Rhapsody of Fire – The Frozen Tears of Angels Review

Rhapsody of Fire // The Frozen Tears of Angels
Rating: 5.0/5.0 —The Rhapsody record you’ve been waiting for…
Label: Nuclear Blast (EU | US)
Websites: rhapsodyoffire.com | myspace.com/rhapsodyoffire
Release Dates: EU: 30.04.2010 | US: 06.29.2010

It seems forever since Italian power metallers, and just generally over-the-top crafters of Symphonic Hollywood Metal (or as I called it in one of my very earliest reviews “Sword Swinging Elf Metal”) produced an album. And really, in terms of the modern music industry it has been a very long time. Rhapsody of Fire’s last album, Triumph or Agony, was released in 2006 to almost no fanfare. I didn’t see a single advertisement for the album, I never knew that it was being released and I had no idea that they had even been working on a new album at all. One day I just walked into my local record store and saw it on the shelf there. The total lack of build-up foreshadowed how I felt about the album, and frankly the record that had gone before it: it lacked what I was looking for in a Rhapsody of Fire album. The guitar orientation was gone, the songs were not as huge, the guitar not as bombastic and the feel was generally one that I just could never really get into. Both Symphony of Enchanted Lands pt. II and Triumph or Agony, while technically filling the standards set by the band, certainly didn’t live up to what I see as the band’s crowning jewel Power of the Dragonflame.

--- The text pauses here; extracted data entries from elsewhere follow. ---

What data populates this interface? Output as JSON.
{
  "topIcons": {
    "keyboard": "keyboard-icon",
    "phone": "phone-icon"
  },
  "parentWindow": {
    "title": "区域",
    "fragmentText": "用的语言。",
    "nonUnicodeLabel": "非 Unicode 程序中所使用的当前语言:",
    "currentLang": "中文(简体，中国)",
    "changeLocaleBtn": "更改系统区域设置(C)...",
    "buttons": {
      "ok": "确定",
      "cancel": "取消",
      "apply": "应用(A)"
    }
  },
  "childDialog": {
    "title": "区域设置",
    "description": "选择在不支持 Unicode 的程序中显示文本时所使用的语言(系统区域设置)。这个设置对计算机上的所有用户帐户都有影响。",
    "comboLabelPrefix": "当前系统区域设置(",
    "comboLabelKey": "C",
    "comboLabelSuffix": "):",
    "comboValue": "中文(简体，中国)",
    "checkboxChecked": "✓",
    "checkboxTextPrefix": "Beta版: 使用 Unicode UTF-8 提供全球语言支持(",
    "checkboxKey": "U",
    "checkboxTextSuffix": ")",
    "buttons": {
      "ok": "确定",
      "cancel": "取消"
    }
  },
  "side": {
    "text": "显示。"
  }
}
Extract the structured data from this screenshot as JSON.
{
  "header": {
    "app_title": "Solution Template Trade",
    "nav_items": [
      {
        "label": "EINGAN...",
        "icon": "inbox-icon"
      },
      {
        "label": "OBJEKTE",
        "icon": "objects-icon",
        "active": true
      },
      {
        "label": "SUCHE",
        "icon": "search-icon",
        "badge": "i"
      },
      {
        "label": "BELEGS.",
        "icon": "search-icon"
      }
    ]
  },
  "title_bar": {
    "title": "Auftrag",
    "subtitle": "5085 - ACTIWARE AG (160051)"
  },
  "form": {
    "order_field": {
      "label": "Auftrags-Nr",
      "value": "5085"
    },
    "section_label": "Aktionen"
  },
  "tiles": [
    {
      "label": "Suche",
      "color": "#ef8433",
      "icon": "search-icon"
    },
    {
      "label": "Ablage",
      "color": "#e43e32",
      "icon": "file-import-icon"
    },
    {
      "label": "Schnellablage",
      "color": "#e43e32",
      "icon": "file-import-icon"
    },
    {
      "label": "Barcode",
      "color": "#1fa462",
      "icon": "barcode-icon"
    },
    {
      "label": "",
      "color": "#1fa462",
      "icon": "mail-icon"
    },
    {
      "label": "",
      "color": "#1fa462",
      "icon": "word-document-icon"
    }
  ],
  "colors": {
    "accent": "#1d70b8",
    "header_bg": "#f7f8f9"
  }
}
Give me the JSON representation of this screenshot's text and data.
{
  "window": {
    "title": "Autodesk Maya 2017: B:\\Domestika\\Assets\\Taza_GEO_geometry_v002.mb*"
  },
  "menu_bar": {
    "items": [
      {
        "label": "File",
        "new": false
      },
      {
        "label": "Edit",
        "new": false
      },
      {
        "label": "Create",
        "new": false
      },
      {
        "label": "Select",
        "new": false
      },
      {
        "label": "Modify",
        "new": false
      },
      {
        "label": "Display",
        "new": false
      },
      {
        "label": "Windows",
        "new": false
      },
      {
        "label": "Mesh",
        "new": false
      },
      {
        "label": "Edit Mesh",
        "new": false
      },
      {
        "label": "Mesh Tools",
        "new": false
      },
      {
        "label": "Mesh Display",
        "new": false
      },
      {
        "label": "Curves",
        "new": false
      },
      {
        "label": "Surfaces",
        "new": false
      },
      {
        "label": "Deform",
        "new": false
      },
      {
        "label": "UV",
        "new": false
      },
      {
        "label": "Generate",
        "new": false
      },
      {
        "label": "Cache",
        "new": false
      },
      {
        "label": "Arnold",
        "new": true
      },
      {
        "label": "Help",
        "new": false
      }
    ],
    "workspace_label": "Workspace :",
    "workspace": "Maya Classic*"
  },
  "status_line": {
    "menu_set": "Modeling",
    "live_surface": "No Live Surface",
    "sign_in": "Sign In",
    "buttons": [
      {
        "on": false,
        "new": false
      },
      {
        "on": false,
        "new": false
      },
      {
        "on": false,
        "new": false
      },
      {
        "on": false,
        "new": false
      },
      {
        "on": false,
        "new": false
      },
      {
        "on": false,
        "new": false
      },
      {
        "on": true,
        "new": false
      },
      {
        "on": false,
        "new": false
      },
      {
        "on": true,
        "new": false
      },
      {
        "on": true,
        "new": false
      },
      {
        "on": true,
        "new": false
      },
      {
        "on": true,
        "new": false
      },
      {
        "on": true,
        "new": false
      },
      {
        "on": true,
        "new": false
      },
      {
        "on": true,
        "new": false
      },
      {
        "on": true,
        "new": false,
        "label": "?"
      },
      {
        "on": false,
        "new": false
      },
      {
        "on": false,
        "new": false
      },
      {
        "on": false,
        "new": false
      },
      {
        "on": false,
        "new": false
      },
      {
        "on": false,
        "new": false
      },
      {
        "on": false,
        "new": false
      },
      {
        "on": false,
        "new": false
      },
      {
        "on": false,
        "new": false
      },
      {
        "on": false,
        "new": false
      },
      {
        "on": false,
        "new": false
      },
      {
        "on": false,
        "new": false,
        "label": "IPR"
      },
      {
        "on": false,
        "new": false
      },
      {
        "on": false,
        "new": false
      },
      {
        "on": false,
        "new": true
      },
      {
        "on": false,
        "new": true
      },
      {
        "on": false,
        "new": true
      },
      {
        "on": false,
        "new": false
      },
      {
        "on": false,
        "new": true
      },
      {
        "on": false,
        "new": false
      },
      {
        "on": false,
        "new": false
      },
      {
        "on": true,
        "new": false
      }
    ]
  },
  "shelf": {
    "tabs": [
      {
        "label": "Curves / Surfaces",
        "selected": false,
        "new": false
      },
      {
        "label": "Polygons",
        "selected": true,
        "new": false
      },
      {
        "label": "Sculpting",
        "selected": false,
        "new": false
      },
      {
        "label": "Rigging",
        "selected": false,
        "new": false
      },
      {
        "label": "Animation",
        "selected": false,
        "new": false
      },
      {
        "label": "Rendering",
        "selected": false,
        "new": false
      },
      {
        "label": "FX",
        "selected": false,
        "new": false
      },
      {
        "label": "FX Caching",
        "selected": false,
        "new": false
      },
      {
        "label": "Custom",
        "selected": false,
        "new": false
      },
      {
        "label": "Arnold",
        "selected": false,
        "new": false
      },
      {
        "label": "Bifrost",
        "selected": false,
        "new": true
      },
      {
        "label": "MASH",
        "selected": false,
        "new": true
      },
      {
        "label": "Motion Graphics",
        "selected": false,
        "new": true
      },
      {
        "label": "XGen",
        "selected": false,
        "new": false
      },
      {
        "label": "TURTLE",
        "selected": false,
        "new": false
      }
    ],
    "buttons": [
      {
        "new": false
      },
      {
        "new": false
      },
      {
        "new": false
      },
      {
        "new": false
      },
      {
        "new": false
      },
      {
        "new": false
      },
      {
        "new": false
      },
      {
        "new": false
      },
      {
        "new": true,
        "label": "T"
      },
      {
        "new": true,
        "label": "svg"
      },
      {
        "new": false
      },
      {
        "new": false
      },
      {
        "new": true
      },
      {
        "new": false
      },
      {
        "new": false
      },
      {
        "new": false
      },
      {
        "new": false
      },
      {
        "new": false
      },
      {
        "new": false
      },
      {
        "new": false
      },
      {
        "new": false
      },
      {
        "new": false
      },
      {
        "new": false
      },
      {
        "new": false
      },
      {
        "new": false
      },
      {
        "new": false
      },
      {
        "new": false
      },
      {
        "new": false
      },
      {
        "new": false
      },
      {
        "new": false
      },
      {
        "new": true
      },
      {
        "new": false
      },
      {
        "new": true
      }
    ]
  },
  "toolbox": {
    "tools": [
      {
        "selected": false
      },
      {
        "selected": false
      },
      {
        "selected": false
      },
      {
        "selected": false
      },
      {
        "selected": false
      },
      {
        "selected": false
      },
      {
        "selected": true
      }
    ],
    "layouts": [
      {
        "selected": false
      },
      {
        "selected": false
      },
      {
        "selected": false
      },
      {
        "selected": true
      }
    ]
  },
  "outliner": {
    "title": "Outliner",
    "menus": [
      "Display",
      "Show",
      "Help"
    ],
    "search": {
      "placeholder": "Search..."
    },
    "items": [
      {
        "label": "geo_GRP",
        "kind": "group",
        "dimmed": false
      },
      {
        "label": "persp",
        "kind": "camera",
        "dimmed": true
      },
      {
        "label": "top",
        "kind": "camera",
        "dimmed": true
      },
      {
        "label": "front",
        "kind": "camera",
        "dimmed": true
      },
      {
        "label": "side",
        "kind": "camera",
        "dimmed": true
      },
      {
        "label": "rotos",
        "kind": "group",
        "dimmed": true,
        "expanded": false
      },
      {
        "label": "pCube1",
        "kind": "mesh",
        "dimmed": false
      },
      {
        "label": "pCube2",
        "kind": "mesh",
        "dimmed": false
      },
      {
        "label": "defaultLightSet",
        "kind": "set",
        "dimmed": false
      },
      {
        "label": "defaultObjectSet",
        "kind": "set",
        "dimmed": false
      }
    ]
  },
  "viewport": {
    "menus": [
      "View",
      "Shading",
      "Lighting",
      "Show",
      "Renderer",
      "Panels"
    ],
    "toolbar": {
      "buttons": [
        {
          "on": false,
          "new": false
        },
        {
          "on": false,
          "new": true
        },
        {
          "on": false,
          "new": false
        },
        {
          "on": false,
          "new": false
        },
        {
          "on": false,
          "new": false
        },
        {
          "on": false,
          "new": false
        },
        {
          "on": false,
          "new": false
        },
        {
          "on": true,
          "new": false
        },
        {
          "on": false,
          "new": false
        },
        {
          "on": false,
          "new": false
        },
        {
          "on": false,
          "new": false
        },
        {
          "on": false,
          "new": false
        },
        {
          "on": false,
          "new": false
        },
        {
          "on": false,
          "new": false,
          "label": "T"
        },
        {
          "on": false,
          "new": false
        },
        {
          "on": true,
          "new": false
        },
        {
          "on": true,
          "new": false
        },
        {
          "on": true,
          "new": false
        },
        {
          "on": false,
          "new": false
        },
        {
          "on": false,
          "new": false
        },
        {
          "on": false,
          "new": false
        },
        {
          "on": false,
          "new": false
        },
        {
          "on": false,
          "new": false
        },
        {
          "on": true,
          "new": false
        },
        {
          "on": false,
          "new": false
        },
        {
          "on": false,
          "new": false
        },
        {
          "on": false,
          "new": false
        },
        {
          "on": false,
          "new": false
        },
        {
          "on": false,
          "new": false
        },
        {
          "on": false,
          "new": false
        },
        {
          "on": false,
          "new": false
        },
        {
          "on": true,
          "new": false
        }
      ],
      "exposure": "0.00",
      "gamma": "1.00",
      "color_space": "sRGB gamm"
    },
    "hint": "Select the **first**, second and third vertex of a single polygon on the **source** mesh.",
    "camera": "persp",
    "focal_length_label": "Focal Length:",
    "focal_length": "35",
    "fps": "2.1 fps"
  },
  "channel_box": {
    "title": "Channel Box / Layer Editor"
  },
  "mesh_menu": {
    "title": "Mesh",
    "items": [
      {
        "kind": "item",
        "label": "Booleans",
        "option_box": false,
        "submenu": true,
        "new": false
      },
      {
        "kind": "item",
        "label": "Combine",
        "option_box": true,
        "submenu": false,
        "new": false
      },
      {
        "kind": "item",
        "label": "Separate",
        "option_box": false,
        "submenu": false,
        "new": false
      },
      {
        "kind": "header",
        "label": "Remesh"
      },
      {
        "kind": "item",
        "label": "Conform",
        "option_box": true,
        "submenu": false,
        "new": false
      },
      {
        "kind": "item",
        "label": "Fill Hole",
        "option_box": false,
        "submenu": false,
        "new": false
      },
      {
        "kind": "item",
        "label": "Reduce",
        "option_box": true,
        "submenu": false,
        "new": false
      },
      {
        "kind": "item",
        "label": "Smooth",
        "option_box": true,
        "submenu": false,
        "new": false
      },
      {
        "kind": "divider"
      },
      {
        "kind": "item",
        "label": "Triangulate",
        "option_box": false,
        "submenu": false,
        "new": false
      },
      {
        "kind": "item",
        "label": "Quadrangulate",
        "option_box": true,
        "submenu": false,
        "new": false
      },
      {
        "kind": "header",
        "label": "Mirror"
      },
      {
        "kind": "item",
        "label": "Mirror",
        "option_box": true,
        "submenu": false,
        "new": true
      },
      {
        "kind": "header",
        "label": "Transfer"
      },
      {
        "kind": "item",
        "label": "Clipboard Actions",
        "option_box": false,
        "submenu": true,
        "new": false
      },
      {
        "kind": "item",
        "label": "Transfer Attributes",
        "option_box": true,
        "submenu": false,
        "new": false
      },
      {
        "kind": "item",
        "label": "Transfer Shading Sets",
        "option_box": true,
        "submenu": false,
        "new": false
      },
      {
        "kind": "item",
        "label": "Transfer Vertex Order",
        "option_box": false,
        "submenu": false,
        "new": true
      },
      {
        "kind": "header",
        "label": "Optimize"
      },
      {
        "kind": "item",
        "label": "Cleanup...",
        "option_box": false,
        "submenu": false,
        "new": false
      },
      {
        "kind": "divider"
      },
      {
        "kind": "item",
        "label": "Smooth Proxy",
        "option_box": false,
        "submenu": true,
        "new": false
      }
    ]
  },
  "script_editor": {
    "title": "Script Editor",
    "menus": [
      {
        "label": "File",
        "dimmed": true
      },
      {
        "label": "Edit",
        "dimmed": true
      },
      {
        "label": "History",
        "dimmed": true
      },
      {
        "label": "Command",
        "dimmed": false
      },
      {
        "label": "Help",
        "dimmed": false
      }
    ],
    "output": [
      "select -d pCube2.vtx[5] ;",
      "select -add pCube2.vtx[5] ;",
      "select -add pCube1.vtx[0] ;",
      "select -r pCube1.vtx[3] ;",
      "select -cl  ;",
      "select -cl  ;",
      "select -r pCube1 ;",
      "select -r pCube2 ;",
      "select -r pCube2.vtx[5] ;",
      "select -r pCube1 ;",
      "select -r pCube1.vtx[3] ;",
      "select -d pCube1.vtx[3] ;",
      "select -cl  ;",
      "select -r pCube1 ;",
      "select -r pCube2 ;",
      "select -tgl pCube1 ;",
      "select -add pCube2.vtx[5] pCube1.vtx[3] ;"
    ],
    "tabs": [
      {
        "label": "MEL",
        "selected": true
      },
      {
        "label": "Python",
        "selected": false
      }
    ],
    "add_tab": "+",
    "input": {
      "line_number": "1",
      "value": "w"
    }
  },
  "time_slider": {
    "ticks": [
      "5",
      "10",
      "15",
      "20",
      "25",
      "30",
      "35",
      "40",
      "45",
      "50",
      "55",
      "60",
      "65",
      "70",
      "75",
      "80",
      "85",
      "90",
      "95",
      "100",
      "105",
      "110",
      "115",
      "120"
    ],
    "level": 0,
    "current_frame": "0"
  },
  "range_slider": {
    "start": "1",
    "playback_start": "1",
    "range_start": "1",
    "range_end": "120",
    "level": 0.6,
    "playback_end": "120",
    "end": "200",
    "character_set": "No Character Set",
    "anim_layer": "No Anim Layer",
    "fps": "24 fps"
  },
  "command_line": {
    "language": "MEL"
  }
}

So, that should give the reader the standard by which I judge The Frozen Tears of Angels. How does it compare to Power of the Dragonflame? Well, I can proudly say that this is the record that I expected Symphony of Enchanted Lands pt. II to be. The music is huge, fustian and exaggerated, just like you expect, but it is also the most guitar oriented record that the band has ever produced. It is this element in front of all things, that will make the average Rhapsody of Fire fan jump for joy. Gone are the slower passages, gone are the questions of where the guitar solo is because Luca Turilli, as he stated in his interview with me, “rediscovered his first love,” and this record is littered with some amazing guitar solos. My personal favorite comes from the fairly simple, but fragile and beautiful passages in “Danza Di Fuoco E Ghiaccio” a song similar to “The Village of the Dwarves”. But every song has amazing solos, the amazing harmonies and intertwining neo-baroque melodies on “Crystal Moonlight”, the great Iron Maiden double lead from “On the Way to Ainor” and so on and so forth. This record is a triumph for every neo-classical guitar loving nerd out there. Not just because of the standard solos, but because Turilli’s creativity lies in how well he blends his virtuosity in with his overall compositions.

And the overall composition of this record is also a major triumph. The use of Christopher Lee and more photorealistic artwork and so forth was all in an attempt to be taken more seriously, and while I’m not sure that this is actually happening, the band has continued to impress with their understanding of the album as a series of symphonic movements. One of the things that makes The Frozen Tears of Angels great is that while the songs stand alone, the album is not an album that you want to break out for one track. Instead, the dynamics make you want to listen to the whole album straight through and just sit in awe of the breadth and depth of the music. And while the band has often lost me in the past on their more epic tracks, even the 11 minute title track was a gripping piece. The album follows an audio story arc, just like the previous albums, but being able to combine these feelings together and turn them into both convincing neo-classical music and awesome heavy metal has never been done better by the band (or any other band, for that matter).

This is getting long, but one more final point: I have focused heavily on the guitar-oriented nature of this album, but there are a few things that stand out. The band elected (probably for budget reasons) to not go with a full orchestra this time. While Luca Turilli denies it, part of me wonders if that didn’t actually help the sound of this record because it was something that was completely manipulatable by the musicians in the studio. I would bet that there are things that you can write for a symphony that cannot be played convincingly by a symphony and sometimes I wonder if Rhapsody of Fire’s style doesn’t overpower the musicians they’ve hired to play it. All of the orchestrations are perfect, and the band itself is tight as hell. This is one of the tightest rhythm sections out there, not to mention the vocals of Fabio Lione are accented perfection.

The Frozen Tears of Angels is the perfect Rhapsody of Fire comeback record. After four years of chaos, and the band’s still ongoing legal fight with Joey DeMaio (who signed the band and tried to steal their sound), Rhapsody of Fire is back with a power metal vengeance. They could not have chosen a better time or written better music for this imminent return. I hope this record helps push them back into the spotlight and that the next (at least) year of touring is good for the band, for all the individuals involved and is a kick in the teeth to everyone trying to hold down the most powerful force in power metal.